In Amerika worden de competities van de belangrijkste sporten via play-offs beslist. Door de opzet van bijvoorbeeld de honkbalcompetitie, waar door de grootte van het land de teams verdeeld zijn in leagues en divisies, spelen de teams niet even vaak tegen elkaar en is er na de reguliere competitie geen winnaar aan te wijzen. De beste teams van de verschillende divisies gaan door naar de play-off fase en bepalen in een knock-out model wie kampioen is. Logisch en eerlijk.
In 2006 zijn in onze eredivisie play-offs ingevoerd om te bepalen welke clubs in het volgende seizoen Europees voetbal mogen gaan spelen. Ik heb dat altijd bijzonder unfair gevonden.

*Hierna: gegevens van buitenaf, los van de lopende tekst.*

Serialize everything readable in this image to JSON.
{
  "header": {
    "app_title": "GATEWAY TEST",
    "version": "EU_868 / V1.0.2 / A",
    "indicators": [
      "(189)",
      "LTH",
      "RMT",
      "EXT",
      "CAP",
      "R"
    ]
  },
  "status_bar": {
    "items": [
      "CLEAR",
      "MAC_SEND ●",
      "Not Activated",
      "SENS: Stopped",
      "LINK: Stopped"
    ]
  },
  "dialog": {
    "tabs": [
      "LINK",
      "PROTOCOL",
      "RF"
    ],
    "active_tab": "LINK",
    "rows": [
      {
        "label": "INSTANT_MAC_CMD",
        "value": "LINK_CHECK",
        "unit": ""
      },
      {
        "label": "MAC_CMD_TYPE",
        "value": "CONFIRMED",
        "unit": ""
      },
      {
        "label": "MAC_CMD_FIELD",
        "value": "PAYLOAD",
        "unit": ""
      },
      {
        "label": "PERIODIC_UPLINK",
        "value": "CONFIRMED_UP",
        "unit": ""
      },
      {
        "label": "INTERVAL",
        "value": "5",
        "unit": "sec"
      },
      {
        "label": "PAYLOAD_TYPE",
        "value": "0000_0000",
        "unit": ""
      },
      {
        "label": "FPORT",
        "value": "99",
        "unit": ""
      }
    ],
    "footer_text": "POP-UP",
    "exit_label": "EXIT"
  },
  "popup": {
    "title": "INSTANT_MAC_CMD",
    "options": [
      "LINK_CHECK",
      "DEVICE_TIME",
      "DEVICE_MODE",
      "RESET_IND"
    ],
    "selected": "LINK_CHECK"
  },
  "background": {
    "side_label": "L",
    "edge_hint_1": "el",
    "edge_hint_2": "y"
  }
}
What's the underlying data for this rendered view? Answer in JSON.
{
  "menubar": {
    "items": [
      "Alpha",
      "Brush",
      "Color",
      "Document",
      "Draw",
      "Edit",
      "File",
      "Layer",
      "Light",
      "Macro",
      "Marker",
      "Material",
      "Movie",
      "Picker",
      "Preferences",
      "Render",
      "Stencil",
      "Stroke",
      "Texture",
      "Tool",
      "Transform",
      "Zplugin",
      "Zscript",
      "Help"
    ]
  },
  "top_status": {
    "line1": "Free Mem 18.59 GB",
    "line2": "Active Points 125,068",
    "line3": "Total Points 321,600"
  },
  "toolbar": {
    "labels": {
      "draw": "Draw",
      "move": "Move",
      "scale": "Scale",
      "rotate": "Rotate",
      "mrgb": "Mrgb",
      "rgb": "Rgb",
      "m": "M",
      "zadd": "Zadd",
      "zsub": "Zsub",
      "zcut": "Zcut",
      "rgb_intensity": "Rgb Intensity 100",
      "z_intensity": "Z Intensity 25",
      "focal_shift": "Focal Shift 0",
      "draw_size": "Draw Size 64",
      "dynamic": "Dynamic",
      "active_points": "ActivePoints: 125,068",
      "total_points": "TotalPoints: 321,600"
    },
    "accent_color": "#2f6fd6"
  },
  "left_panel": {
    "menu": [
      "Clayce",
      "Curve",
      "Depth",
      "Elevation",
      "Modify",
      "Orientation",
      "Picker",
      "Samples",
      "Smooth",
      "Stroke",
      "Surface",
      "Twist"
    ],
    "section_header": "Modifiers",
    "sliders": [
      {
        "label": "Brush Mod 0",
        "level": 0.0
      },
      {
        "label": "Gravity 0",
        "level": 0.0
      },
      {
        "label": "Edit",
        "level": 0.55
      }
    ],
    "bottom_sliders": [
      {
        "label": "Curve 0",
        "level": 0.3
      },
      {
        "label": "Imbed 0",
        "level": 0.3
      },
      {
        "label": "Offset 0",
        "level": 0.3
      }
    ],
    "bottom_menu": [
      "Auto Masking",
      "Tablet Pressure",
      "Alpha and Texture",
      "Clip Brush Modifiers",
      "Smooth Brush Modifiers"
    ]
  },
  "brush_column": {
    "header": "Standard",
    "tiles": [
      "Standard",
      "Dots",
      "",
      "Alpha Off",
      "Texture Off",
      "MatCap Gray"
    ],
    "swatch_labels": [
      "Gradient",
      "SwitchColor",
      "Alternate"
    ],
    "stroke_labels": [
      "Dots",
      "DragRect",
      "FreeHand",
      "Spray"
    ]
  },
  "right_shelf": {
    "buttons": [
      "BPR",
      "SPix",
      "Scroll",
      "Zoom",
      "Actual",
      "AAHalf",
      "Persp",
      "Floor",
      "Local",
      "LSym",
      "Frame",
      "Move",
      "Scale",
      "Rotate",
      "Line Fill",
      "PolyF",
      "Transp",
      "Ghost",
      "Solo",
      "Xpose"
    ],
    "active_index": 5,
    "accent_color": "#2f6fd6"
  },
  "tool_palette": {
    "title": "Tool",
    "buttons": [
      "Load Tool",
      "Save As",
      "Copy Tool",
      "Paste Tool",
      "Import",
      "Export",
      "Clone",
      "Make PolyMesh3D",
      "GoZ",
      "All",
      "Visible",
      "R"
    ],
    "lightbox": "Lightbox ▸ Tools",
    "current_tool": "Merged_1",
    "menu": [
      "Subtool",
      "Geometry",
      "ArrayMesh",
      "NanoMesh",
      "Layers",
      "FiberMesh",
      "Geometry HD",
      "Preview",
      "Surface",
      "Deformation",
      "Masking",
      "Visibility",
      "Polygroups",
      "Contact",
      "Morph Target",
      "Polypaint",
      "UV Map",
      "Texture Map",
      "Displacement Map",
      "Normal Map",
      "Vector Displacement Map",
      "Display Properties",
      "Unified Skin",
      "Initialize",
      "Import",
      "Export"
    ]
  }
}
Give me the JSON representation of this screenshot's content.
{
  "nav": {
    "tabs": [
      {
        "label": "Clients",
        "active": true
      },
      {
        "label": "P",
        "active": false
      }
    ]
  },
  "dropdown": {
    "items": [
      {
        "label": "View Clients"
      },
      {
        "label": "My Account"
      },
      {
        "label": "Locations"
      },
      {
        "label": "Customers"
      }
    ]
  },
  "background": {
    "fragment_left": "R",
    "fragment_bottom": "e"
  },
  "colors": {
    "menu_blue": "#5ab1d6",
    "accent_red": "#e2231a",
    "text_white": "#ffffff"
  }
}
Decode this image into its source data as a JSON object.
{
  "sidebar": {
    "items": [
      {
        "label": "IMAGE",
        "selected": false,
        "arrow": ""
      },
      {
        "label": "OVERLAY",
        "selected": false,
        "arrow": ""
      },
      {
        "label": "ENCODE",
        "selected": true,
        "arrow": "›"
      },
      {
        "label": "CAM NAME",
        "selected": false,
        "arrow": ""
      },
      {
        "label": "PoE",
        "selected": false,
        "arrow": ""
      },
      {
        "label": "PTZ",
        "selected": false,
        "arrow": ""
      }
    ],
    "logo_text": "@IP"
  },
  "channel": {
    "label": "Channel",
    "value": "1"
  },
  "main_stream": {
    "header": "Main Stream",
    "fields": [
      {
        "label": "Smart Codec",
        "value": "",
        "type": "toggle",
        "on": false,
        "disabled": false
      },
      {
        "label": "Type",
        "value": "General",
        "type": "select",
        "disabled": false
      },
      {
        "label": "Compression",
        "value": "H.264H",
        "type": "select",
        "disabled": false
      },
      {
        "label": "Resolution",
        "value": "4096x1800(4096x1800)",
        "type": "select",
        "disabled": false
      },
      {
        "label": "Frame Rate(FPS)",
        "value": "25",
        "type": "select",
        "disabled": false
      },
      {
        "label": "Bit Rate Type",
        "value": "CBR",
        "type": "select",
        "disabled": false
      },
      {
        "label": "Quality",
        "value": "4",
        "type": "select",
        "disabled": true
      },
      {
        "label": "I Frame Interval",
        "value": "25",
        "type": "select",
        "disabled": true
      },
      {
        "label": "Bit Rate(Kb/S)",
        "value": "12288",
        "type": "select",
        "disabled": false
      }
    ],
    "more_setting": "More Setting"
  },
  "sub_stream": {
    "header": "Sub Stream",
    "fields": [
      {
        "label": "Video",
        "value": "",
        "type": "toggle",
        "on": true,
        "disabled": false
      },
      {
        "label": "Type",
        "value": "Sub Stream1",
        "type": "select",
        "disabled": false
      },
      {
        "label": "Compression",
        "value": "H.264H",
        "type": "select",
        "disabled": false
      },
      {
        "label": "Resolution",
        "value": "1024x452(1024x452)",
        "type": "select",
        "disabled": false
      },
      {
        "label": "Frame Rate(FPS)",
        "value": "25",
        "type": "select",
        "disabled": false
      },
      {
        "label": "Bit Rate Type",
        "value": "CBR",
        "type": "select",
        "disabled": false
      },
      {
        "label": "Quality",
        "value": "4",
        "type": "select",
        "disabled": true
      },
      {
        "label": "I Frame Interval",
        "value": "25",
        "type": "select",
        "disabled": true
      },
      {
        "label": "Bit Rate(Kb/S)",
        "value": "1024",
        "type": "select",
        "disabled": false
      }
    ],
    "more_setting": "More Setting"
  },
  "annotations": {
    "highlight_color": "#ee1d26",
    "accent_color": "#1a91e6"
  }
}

Ieder team speelt uit en thuis tegen elkaar dus na 34 speelrondes geeft de ranglijst de juiste verhoudingen weer. ‘Het levert meer spektakel op, zo blijft het spannend tot het einde van de competitie,’ was het meest gebruikte argument om het invoeren van de play-offs te verdedigen. En zo krijgen mindere clubs ook de kans om toch nog Europees te gaan voetballen.
Zo lust ik er nog wel eentje. Na de competitie de namen van de 18 clubs in een hoge hoed stoppen en dan op nationale televisie via loting de ranglijst bepalen, dat is pas spektakel. Zo heeft Fortuna Sittard ook kans om Europa in te gaan of zelfs kampioen te worden, harstikke leuk voor die club en natuurlijk ook heel erg goed voor onze positie op de Europese coëfficiëntenranglijst.
In de eerste divisie (sorry, de KKD) wordt het systeem van de play-offs ook al jaren toegepast om te bepalen wie er voor promotie mag meestrijden. Het winnen van een periodetitel is genoeg om aan het einde van de competitie in de play-offs te komen. Een paar wedstijden achter elkaar binnenkant paal mee hebben, op het juiste moment tegen een Jong Huppeldepup spelen terwijl zij niet hun beste spelers opstellen omdat het eerste van Huppeldepup ze nodig heeft, het kan het seizoen redden ook al eindig je als laatste in de competitie.
In België hebben ze helemaal een fantastisch format bedacht. Na de reguliere competitie worden de teams in een aantal play-off divisies gehakt, zo mogen de bovenste vier teams door een aantal extra onderlinge wedstrijden voor het kampioenschap gaan strijden. Om het nog enigszins eerlijk te maken mogen ze hun puntenaantal meenemen, maar wordt deze punten om het spannend te houden weer gehalveerd. Prachtig.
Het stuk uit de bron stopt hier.